“Warrior Class” runs Oct. 25-Nov. 17 at the Alliance Theatre’s Hertz Stage
::
In 2007, The Dramatist magazine named playwright Kenneth Lin one of “50 to Watch.” So far, he hasn’t disappointed.
The New York-based Lin, now in his mid 30s, married and the father of a toddler son, is one of the most widely produced Asian-American playwrights in the country. At the moment, he has four plays in some stage of development, is creating the new limited series “American Way” for USA Networks and is a staff writer on Netflix’s “House of Cards,” starring Kevin Spacey.
His …” said Said, you might recall, received its world premiere at the Alliance Theatre in 2006, as winner of the Alliance/Kendeda National Graduate Playwriting Competition. With Warrior Class, he returns to celebrate the 10th anniversary of that groundbreaking program, which helps graduate school playwrights move from academia into the real world.
“Ken is not only a great storyteller,” says Mark Bly, Lin’s mentor and one-time instructor at the Yale School of Drama. “He tackles subjects that challenge us as artists and audience members. He creates rigorous stories for the stage that raise questions about our responsibilities as human beings to our fellow human beings.”
Warrior Class, which follows the surging political career of a young Chinese-American lawmaker with Obama-like magnetism, debuted in July 2012 at off-Broadway’s Second State Theatre. Critics called it “taut” and “provocative” as well as “smart, tight and topical.” Even The New York Times liked it. A lot.

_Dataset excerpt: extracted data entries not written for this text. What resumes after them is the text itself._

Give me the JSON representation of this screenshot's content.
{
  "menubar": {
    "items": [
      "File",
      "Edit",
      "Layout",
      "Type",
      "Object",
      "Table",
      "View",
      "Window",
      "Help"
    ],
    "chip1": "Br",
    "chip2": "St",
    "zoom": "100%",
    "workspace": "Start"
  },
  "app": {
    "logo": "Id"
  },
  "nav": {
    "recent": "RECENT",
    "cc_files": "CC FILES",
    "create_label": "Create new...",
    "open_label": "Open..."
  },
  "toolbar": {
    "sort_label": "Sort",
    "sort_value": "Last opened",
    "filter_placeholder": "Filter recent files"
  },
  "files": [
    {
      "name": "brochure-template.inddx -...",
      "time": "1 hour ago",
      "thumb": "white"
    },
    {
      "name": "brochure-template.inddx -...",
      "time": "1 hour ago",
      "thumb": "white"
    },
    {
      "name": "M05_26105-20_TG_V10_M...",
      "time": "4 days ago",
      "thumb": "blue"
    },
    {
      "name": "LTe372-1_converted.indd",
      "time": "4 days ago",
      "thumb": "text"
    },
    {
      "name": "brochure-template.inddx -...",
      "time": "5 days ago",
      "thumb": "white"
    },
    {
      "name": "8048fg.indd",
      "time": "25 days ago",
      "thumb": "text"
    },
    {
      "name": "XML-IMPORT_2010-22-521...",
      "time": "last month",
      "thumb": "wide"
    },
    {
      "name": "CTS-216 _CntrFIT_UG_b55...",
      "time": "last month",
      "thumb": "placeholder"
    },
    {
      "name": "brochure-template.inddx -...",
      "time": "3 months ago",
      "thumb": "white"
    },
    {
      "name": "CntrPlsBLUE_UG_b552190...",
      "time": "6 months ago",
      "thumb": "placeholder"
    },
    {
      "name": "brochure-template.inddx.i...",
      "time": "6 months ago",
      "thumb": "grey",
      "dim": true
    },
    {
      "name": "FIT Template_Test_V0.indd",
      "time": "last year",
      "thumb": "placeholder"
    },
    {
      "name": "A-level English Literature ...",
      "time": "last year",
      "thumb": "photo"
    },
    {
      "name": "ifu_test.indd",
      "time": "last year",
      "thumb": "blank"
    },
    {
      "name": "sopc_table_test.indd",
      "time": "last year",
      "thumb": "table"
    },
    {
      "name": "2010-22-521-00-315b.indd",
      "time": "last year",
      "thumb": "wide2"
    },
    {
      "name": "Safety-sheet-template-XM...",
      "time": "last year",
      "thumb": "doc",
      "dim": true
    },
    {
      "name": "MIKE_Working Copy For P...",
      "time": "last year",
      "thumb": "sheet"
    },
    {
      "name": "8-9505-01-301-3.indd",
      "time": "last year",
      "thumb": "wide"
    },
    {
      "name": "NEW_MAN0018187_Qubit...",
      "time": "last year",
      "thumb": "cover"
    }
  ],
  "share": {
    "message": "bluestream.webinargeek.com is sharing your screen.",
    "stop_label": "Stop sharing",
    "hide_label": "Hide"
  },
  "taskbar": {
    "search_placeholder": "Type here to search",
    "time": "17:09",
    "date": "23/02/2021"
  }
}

Lin himself says, “I’m interested in politics in terms of how an ethical society is engineered.” By email, he shared a few other insights:
Question: Where did the idea for this play come from?
Answer: I began writing Warrior Class when I noticed an interesting phenomenon within myself. Whenever I heard a news report about a gunman that went on a mass rampage, a little part of myself worried that the shooter would be a young man of Asian descent. This scared the hell out of me, and I promised myself to always tell stories about what terrifies me to the core.
Q: Why this story? Why now?
A: America is changing, demographically, at a lightning pace. There are more languages spoken here than have ever been spoken before. Crowds looks different. Media looks different. We are stretching and growing as a nation. Length comes with pain. Let’s talk about it.
Q: How did your interest in politics start?
A: I am interested in people. There’s people micro, and people macro. Politics is people macro. Power, lust, seduction is people micro. Fold it together and good things happen onstage that talk about who we are individually, and who were are as a people.
Q: How closely do you follow politics now and through what channels?
A: It goes in waves. Sometimes I’m up to my neck in it. Sometimes I need a break. I try to surround myself with a lot of opinionated people.
Q: How much and what kinds of research went into Warrior Class?
A: I spent a lot of time with political fixers/insiders. They’re actually quite a chatty bunch. Incidentally, they say that things usually get much dirtier than they get in the play.
Q: What is your earliest memory of the theater?
A: In singing a lullaby to my son, I suddenly came to the realization that my grandmother sang it to me, and it isn’t a proper lullaby. It’s a trope from the traveling minstrel shows that she skipped school to attend.
Q: When did you realize you could, and would, be a playwright?
A: I find that I’m not very good at visualizing destinations. In life, I think I have a tendency to set a destination, and then plug doggedly forward, head down, until I’m often well past the endpoint. I will say, though, that before embarking on this journey, I thought about all the people I know who, in debate with themselves, compromised on the perceived limits of their horizons. Very early on, I knew that for me, those kinds of compromises would not lead to a good place.
Q: What is the common thread, or idea, that runs through your plays?
A: In looking at my body of work, I find myself talking a lot about confinement or ensnarement. …” said Said is partially set in a prison; Po Boy Tango is about a man who can only bear to see his mother through a television screen; Intelligence-Slave is set in a prison; Fallow traces a journey on the way to see someone in a prison; Warrior Class is about the complicated philosophical, intellectual and personal ensnarements that are involved in a political career.
Q: What does Ken Lin bring to a play that another playwright might not?
A: I am a child of immigrants who have ferociously trekked throughout the world, surviving political strife to come to America. I like a good fight, and I especially like them when there are serious stakes involved. I’m from a restaurant family, so I have a pathological need to feed you. Hopefully, it doesn’t taste like anything you’re accustomed to being served.